When not running in development mode, an environment variable named
SECRET_KEY
needs to be set. The recommended way to generate this key
is to use the code Django includes for this purpose:
SECRET_KEY=$(python -c "from django.core.management import utils; print(utils.get_random_secret_key())")
.
pycodestyle --exclude=migrations,settings.py,venv,lib_oval.py,test_ubuntu.py,test_suse.py,test_data_source.py --max-line-length=100 . DJANGO_DEV=1 pytest
Many data importers use GitHub APIs. For this, first set up value of the GH_TOKEN
environment variable by running :
export GH_TOKEN=yourgithubtoken
See GitHub docs for instructions on how to obtain your GitHub token.
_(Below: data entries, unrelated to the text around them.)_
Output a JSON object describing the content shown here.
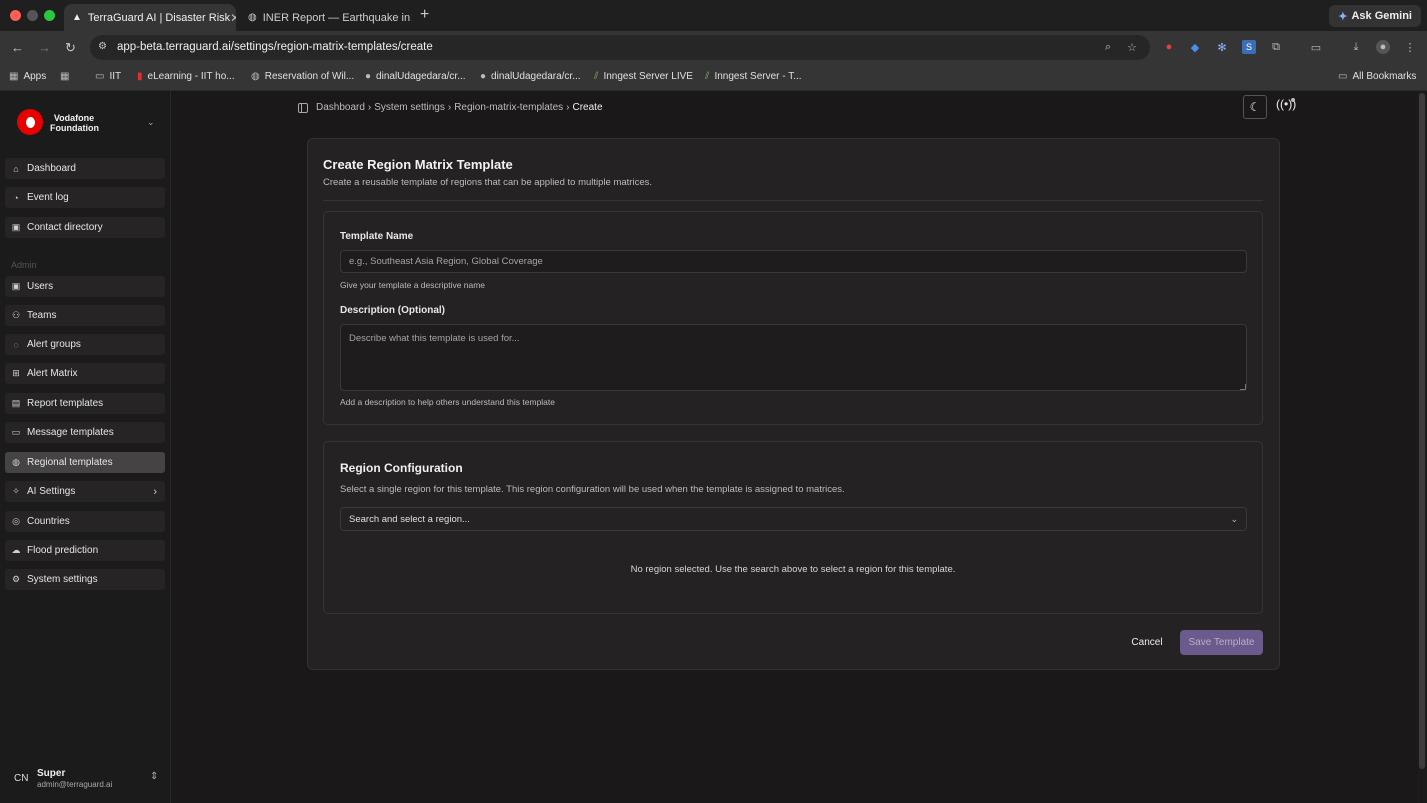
{
  "browser": {
    "tabs": [
      {
        "label": "TerraGuard AI | Disaster Risk",
        "active": true
      },
      {
        "label": "INER Report — Earthquake in",
        "active": false
      }
    ],
    "ask_gemini": "Ask Gemini",
    "url": "app-beta.terraguard.ai/settings/region-matrix-templates/create",
    "bookmarks": [
      "Apps",
      "IIT",
      "eLearning - IIT ho...",
      "Reservation of Wil...",
      "dinalUdagedara/cr...",
      "dinalUdagedara/cr...",
      "Inngest Server LIVE",
      "Inngest Server - T..."
    ],
    "all_bookmarks": "All Bookmarks"
  },
  "brand": {
    "line1": "Vodafone",
    "line2": "Foundation"
  },
  "sidebar": {
    "items_top": [
      {
        "label": "Dashboard",
        "icon": "home-icon"
      },
      {
        "label": "Event log",
        "icon": "event-log-icon"
      },
      {
        "label": "Contact directory",
        "icon": "contact-icon"
      }
    ],
    "admin_label": "Admin",
    "items_admin": [
      {
        "label": "Users",
        "icon": "users-icon"
      },
      {
        "label": "Teams",
        "icon": "teams-icon"
      },
      {
        "label": "Alert groups",
        "icon": "alert-groups-icon"
      },
      {
        "label": "Alert Matrix",
        "icon": "matrix-icon"
      },
      {
        "label": "Report templates",
        "icon": "report-icon"
      },
      {
        "label": "Message templates",
        "icon": "message-icon"
      },
      {
        "label": "Regional templates",
        "icon": "globe-icon",
        "active": true
      },
      {
        "label": "AI Settings",
        "icon": "ai-icon",
        "has_chevron": true
      },
      {
        "label": "Countries",
        "icon": "countries-icon"
      },
      {
        "label": "Flood prediction",
        "icon": "cloud-icon"
      },
      {
        "label": "System settings",
        "icon": "gear-icon"
      }
    ],
    "user": {
      "initials": "CN",
      "name": "Super",
      "email": "admin@terraguard.ai"
    }
  },
  "breadcrumb": {
    "items": [
      "Dashboard",
      "System settings",
      "Region-matrix-templates",
      "Create"
    ]
  },
  "form": {
    "title": "Create Region Matrix Template",
    "subtitle": "Create a reusable template of regions that can be applied to multiple matrices.",
    "name_label": "Template Name",
    "name_placeholder": "e.g., Southeast Asia Region, Global Coverage",
    "name_hint": "Give your template a descriptive name",
    "desc_label": "Description (Optional)",
    "desc_placeholder": "Describe what this template is used for...",
    "desc_hint": "Add a description to help others understand this template",
    "region_title": "Region Configuration",
    "region_subtitle": "Select a single region for this template. This region configuration will be used when the template is assigned to matrices.",
    "region_select": "Search and select a region...",
    "empty_message": "No region selected. Use the search above to select a region for this template.",
    "cancel": "Cancel",
    "save": "Save Template"
  },
  "colors": {
    "accent": "#6b5a8c",
    "vodafone_red": "#e60000"
  }
}
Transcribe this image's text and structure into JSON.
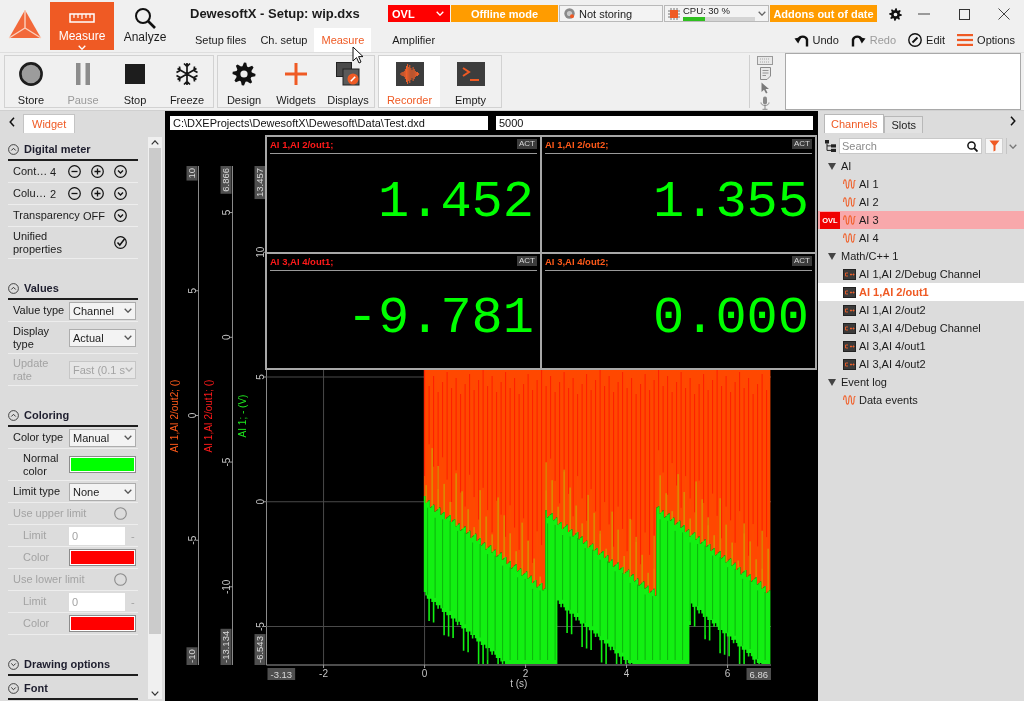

To run all data importers use :
DJANGO_DEV=1 python manage.py import --all
To list available importers use :
DJANGO_DEV=1 python manage.py import --list
To run specific importers :
DJANGO_DEV=1 python manage.py import rust npm
If you want to run the import periodically, you can use a systemd timer:
$ cat ~/.config/systemd/user/vulnerablecode.service [Unit] Description=Update vulnerability database [Service] Type=oneshot Environment="DJANGO_DEV=1" ExecStart=/path/to/venv/bin/python /path/to/vulnerablecode/manage.py import --all $ cat ~/.config/systemd/user/vulnerablecode.timer [Unit] Description=Periodically update vulnerability database [Timer] OnCalendar=daily [Install] WantedBy=multi-user.target
Start it with
systemctl --user daemon-reload && systemctl --user start vulnerablecode.timer
Start the webserver
DJANGO_DEV=1 python manage.py runserver
In your browser access:
http://127.0.0.1:8000/api/docs
For full documentation about API endpoints.